Près de 850.000 collégiens ont planché ce vendredi matin sur l'épreuve de français du brevet, dans un contexte marqué par les fortes températures. À la sortie d'un centre d'examen à Lille, les élèves évoquent des conditions difficiles.
Devant ce collège, les visages sont fatigués, parfois rouges, mais surtout soulagés d'avoir terminé cette première épreuve.
Des élèves marqués par la chaleur
Certains témoignent de la difficulté à rester concentrés : "Il faisait vraiment chaud. Moi, je dégoulinais. On a eu une petite pause de 10 minutes, mais on a du mal à se concentrer. C'est pas propice au travail."
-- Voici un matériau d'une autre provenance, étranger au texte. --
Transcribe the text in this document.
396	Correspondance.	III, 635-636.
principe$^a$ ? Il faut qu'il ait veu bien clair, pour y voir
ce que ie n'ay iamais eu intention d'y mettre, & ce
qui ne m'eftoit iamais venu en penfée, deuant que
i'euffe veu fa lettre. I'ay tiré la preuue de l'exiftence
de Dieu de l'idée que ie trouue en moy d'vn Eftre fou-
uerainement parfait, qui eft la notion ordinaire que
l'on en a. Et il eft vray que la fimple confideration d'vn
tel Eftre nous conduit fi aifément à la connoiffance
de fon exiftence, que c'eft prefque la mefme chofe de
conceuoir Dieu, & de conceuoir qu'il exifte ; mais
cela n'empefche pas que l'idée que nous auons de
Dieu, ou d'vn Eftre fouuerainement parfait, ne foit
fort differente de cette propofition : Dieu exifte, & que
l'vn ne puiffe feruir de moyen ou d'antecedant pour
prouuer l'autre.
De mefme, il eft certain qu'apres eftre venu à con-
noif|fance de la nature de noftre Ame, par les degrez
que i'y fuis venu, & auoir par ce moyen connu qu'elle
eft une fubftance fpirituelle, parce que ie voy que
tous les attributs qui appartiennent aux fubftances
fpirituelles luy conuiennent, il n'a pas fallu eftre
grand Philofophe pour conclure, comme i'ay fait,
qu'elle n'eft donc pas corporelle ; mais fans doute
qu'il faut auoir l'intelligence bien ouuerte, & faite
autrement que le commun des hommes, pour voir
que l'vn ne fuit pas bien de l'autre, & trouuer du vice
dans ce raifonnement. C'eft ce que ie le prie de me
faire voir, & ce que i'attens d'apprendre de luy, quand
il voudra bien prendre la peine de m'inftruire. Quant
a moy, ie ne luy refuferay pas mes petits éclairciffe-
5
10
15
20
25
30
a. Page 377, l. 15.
D'autres évoquent une atmosphère étouffante malgré la mise à disposition de bouteilles d'eau : "Il faisait très lourd. La deuxième épreuve, ça commençait à être compliqué."
Une épreuve dense malgré les pauses
Les élèves ont travaillé sur un texte de Blaise Cendrars, avec des exercices de grammaire, de compréhension, d'interprétation, ainsi qu'une dictée. Des pauses d'environ 15 minutes étaient prévues pour permettre aux candidats de souffler entre les différentes parties.
À la fin de l'épreuve, les élèves ont quitté rapidement le centre d'examen pour rentrer chez eux et se rafraîchir avant de poursuivre les révisions en vue des prochaines épreuves, prévues lundi.